Баба Стеша тенью двинулась за ним.
– Так ты, сынок, за народ или за маркоманов?
– Да некогда мне, бабуля… У меня еще два вызова. И обед скоро кончится…
Последние слова милиционера донеслись уже с крыльца.
Бабка высунула нос за дверь.
– Вот это милиция! Продались все как есть! Бросили народ! – визжала она на всю улицу.
Любава с Полиной наблюдали в окно, как резво вскакивает Кирюхин в машину и нервно пытается ее завести.
– Продалися все! – наступала бабуля, пока Кирюхин разворачивался в узком переулке. – А маркоманов они сами боятся, не хотят ловить! Ну ничего! Я на вас управу найду!
Полина и Любава выглянули с крыльца.
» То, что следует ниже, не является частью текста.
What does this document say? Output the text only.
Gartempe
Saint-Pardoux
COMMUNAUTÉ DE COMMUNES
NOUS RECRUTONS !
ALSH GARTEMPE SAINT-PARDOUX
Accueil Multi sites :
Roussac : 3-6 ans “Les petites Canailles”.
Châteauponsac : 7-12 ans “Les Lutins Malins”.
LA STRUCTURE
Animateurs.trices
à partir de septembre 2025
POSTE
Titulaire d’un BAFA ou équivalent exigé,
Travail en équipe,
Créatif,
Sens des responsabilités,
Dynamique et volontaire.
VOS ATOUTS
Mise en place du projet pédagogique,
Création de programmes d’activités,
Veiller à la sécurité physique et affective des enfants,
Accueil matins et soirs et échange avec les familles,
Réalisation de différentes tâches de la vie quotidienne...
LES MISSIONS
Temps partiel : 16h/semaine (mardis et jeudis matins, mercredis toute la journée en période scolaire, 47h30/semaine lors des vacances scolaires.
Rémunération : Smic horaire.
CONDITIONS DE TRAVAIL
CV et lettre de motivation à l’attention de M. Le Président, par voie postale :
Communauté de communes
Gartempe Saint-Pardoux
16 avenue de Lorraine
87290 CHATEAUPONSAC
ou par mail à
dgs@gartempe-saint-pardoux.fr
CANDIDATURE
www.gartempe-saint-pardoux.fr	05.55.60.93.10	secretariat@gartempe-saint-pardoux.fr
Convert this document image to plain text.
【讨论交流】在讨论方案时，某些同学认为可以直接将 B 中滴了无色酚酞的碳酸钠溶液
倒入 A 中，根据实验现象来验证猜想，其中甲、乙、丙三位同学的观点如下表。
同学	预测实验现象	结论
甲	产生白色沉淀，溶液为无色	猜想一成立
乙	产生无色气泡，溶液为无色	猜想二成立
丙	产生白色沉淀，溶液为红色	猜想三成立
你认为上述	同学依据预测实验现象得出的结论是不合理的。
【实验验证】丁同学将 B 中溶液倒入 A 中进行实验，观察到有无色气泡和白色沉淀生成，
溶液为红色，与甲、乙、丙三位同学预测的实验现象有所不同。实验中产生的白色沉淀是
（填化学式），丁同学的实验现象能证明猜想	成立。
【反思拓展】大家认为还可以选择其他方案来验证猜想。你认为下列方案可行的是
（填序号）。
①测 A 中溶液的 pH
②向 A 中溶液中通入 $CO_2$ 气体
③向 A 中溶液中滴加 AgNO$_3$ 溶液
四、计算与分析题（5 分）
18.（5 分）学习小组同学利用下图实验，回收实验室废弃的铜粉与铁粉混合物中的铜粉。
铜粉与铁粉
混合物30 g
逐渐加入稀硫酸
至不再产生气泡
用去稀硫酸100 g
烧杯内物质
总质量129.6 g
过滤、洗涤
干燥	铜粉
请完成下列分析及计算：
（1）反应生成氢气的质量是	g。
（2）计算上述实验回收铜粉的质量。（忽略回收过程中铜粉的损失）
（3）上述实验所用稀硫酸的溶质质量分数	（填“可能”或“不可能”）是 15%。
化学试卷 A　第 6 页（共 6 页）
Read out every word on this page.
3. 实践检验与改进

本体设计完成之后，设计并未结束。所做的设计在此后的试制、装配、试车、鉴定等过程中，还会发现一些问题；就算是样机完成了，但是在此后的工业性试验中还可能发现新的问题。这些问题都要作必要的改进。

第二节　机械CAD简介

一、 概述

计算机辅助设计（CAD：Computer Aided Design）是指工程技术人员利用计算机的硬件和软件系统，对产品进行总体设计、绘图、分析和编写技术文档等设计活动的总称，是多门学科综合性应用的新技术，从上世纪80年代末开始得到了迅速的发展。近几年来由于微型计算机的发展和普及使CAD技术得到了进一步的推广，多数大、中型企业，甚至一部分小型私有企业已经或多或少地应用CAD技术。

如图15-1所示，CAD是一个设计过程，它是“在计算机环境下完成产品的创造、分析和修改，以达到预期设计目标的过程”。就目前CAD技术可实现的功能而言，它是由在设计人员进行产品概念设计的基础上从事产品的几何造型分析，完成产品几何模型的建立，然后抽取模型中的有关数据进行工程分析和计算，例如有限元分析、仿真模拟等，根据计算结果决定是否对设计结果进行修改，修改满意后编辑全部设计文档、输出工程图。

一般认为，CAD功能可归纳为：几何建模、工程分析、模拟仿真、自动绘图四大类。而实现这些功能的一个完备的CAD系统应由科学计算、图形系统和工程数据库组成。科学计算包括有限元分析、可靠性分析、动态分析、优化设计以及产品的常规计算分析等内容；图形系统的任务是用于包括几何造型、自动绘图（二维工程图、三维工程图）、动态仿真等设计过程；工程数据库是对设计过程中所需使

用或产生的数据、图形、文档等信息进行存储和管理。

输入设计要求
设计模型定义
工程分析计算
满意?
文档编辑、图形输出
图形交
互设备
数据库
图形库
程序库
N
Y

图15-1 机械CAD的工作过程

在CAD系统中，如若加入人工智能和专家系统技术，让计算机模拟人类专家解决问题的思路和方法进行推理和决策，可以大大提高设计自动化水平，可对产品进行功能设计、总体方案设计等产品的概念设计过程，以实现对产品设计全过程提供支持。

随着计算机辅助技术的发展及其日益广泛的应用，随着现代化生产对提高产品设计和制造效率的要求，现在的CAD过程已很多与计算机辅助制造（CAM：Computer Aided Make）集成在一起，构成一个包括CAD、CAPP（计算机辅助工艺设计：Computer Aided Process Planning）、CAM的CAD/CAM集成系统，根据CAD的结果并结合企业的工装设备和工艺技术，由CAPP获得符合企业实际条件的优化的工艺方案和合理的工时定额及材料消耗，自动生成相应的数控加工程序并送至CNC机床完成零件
Было не совсем понятно, на кого баба Стеша собралась искать управу – на участкового или на «маркоманов».
– Я к бандитам пойду! – заявила баба Стеша, повернувшись к женщинам. Понизив голос, доверительно сообщила: – Я знаю, где они заседают. Бабы говорили.
– Где? – спросила Любава.
– А в Красном доме, на втором этаже. Там у них сходка, – с достоинством пояснила баба Стеша. Вдруг вспомнив свое горе, снова истошно взвизгнула: – Это что за моду взяли – кур таскать? Что же теперь делать-то? Курятник за колючую проволоку прятать?
– И ток по ней пустить, – дорисовала картину Полина.
А Любава молчала. Она смотрела вслед уходящей соседке и думала о своем. Ох, не понравился Полине взгляд Любавы! И вообще настроение сестры не радовало. Та балансировала на грани нервного срыва. Полина даже спрашивать боялась, какие именно события довели сестру до такого состояния. Если Любава начнет рассказывать, переживать все заново, можно сделать хуже.